Наконец условились обо всем и составили документ на франкском и арабском языках, подписанный Саладином, как судьей поединка, и Ричардом с Леопольдом, как поручителями участников. Вечером, когда эмир окончательно распрощался с королем, вошел де Во.
- Доблестный рыцарь, который будет завтра сражаться, - сказал он,
- желает знать, не может ли он сегодня явиться, чтобы выразить свое уважение царственному поручителю.
- Ты видел его, де Во? - спросил король улыбаясь. - Узнал старого знакомого?
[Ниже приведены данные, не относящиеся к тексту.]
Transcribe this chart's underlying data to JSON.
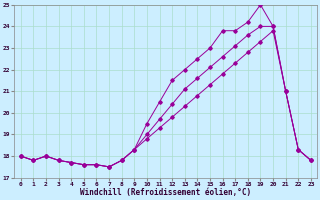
{
  "xlabel": "Windchill (Refroidissement éolien,°C)",
  "bg_color": "#cceeff",
  "grid_color": "#aaddcc",
  "line_color": "#990099",
  "xlim": [
    -0.5,
    23.5
  ],
  "ylim": [
    17,
    25
  ],
  "yticks": [
    17,
    18,
    19,
    20,
    21,
    22,
    23,
    24,
    25
  ],
  "xticks": [
    0,
    1,
    2,
    3,
    4,
    5,
    6,
    7,
    8,
    9,
    10,
    11,
    12,
    13,
    14,
    15,
    16,
    17,
    18,
    19,
    20,
    21,
    22,
    23
  ],
  "line1_x": [
    0,
    1,
    2,
    3,
    4,
    5,
    6,
    7,
    8,
    9,
    10,
    11,
    12,
    13,
    14,
    15,
    16,
    17,
    18,
    19,
    20,
    21,
    22,
    23
  ],
  "line1_y": [
    18.0,
    17.8,
    18.0,
    17.8,
    17.7,
    17.6,
    17.6,
    17.5,
    17.8,
    18.3,
    18.8,
    19.3,
    19.8,
    20.3,
    20.8,
    21.3,
    21.8,
    22.3,
    22.8,
    23.3,
    23.8,
    21.0,
    18.3,
    17.8
  ],
  "line2_x": [
    0,
    1,
    2,
    3,
    4,
    5,
    6,
    7,
    8,
    9,
    10,
    11,
    12,
    13,
    14,
    15,
    16,
    17,
    18,
    19,
    20,
    21,
    22,
    23
  ],
  "line2_y": [
    18.0,
    17.8,
    18.0,
    17.8,
    17.7,
    17.6,
    17.6,
    17.5,
    17.8,
    18.3,
    19.0,
    19.7,
    20.4,
    21.1,
    21.6,
    22.1,
    22.6,
    23.1,
    23.6,
    24.0,
    24.0,
    21.0,
    18.3,
    17.8
  ],
  "line3_x": [
    0,
    1,
    2,
    3,
    4,
    5,
    6,
    7,
    8,
    9,
    10,
    11,
    12,
    13,
    14,
    15,
    16,
    17,
    18,
    19,
    20,
    21,
    22,
    23
  ],
  "line3_y": [
    18.0,
    17.8,
    18.0,
    17.8,
    17.7,
    17.6,
    17.6,
    17.5,
    17.8,
    18.3,
    19.5,
    20.5,
    21.5,
    22.0,
    22.5,
    23.0,
    23.8,
    23.8,
    24.2,
    25.0,
    24.0,
    21.0,
    18.3,
    17.8
  ]
}
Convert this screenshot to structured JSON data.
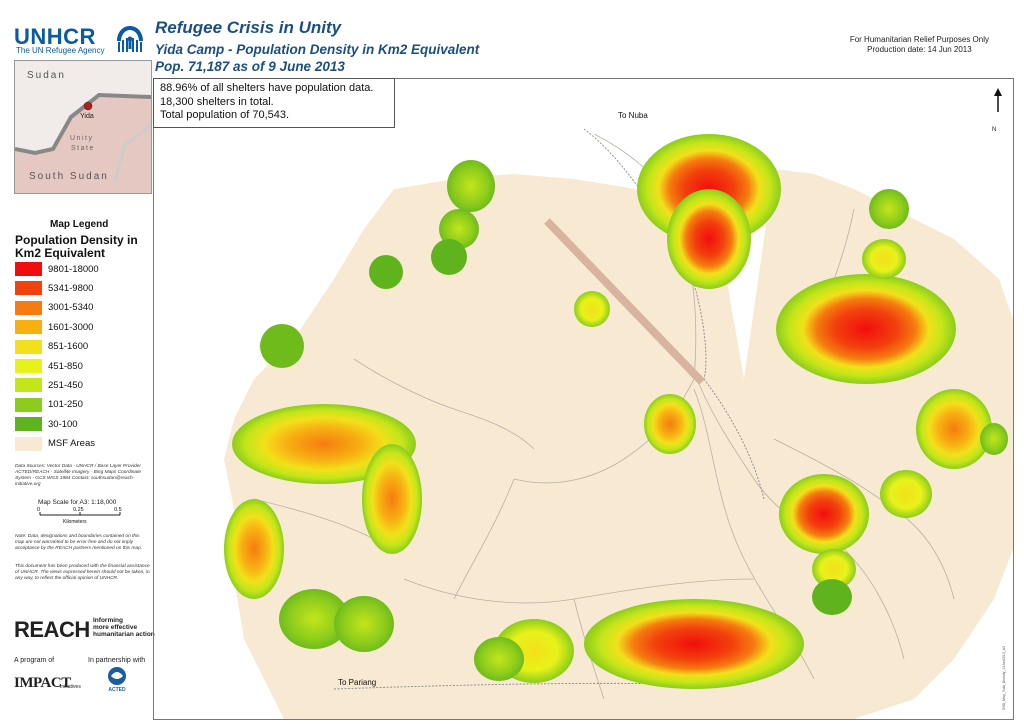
{
  "header": {
    "logo_text": "UNHCR",
    "logo_sub": "The UN Refugee Agency",
    "title": "Refugee Crisis in Unity",
    "subtitle": "Yida Camp - Population Density in Km2 Equivalent",
    "subtitle2": "Pop. 71,187 as of 9 June 2013",
    "purpose": "For Humanitarian Relief Purposes Only",
    "production_date": "Production date: 14 Jun 2013"
  },
  "inset_map": {
    "country_north": "Sudan",
    "country_south": "South Sudan",
    "state": "Unity",
    "state_line2": "State",
    "place": "Yida",
    "colors": {
      "sudan": "#f1ece9",
      "south_sudan": "#e6c8c2",
      "point": "#b0201c"
    }
  },
  "legend": {
    "heading": "Map Legend",
    "title": "Population Density in Km2 Equivalent",
    "items": [
      {
        "label": "9801-18000",
        "color": "#f20d0d"
      },
      {
        "label": "5341-9800",
        "color": "#f2410d"
      },
      {
        "label": "3001-5340",
        "color": "#f57c0f"
      },
      {
        "label": "1601-3000",
        "color": "#f7b012"
      },
      {
        "label": "851-1600",
        "color": "#f2e01a"
      },
      {
        "label": "451-850",
        "color": "#e8f21a"
      },
      {
        "label": "251-450",
        "color": "#c3e619"
      },
      {
        "label": "101-250",
        "color": "#8ccc1c"
      },
      {
        "label": "30-100",
        "color": "#5fb31d"
      },
      {
        "label": "MSF Areas",
        "color": "#f8e9d2"
      }
    ]
  },
  "sources": {
    "text": "Data Sources: Vector Data - UNHCR / Base Layer Provider ACTED/REACH - Satellite Imagery - Bing Maps Coordinate System - GCS WGS 1984 Contact: southsudan@reach-initiative.org",
    "scale_label": "Map Scale for A3: 1:18,000",
    "scale_ticks": [
      "0",
      "0.25",
      "0.5"
    ],
    "scale_unit": "Kilometers",
    "note1": "Note: Data, designations and boundaries contained on this map are not warranted to be error-free and do not imply acceptance by the REACH partners mentioned on this map.",
    "note2": "This document has been produced with the financial assistance of UNHCR. The views expressed herein should not be taken, in any way, to reflect the official opinion of UNHCR."
  },
  "footer": {
    "reach": "REACH",
    "reach_tagline": [
      "Informing",
      "more effective",
      "humanitarian action"
    ],
    "program_of": "A program of",
    "partnership": "In partnership with",
    "impact": "IMPACT",
    "impact_sub": "Initiatives",
    "acted": "ACTED"
  },
  "map": {
    "info_lines": [
      "88.96% of all shelters have population data.",
      "18,300 shelters in total.",
      "Total population of 70,543."
    ],
    "to_nuba": "To Nuba",
    "to_pariang": "To Pariang",
    "north_label": "N",
    "side_text": "SSD_Map_Yida_Density_14Jun2013_A3"
  }
}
- Клянусь Ланеркостской богоматерью, - ответил де Во, - в этой стране происходит столько неожиданностей и перемен, что моя бедная голова идет кругом. Я, пожалуй, не узнал бы сэра Кеннета Шотландского, если бы его славный пес, который одно время был на моем попечении, не подошел ко мне и не завилял хвостом; и даже тогда я признал собаку лишь по ее широкой груди, округлым лапам и лаю, ибо несчастная борзая была размалевана, точно какая-то венецианская куртизанка.
- В животных ты разбираешься лучше, чем в людях, де Во, - заметил король.
- Не стану отрицать этого, - сказал де Во. - Я часто убеждался, что они честнее людей. К тому же вашему величеству иногда бывает угодно называть меня скотом; а кроме того, я служу Льву, которого все признают царем зверей.
- Клянусь святым Георгием, ты нанес мне недурной удар, - сказал король, - я всегда говорил, что ты не лишен остроумия. Но, черт возьми, тебя нужно бить молотом по голове, чтобы оно засверкало. Вернемся, однако, к делу: хорошо ли вооружен и снаряжен наш доблестный рыцарь?
- Полностью, мой повелитель, и великолепно. Я прекрасно знаю его доспехи - это те самые, что венецианский поставщик предлагал за пятьсот безантов вашему величеству до того как вы заболели.
- И ручаюсь, он продал их язычнику-султану, который дал на несколько дукатов больше и уплатил наличными. Эти венецианцы продали бы и гроб господень!
- Теперь эти доспехи послужат самой благородной цели, - сказал де Во.
- Благодаря великодушию сарацина, а не корыстолюбию венецианцев.
- Ради бога, ваше величество, будьте осторожней, - сказал обеспокоенный де Во. - Все наши союзники покинули нас под предлогом обид, нанесенных тому или иному из них; мы не можем надеяться на успех на суше, и нам не хватает только поссориться с земноводной республикой и лишиться возможности убраться восвояси морем!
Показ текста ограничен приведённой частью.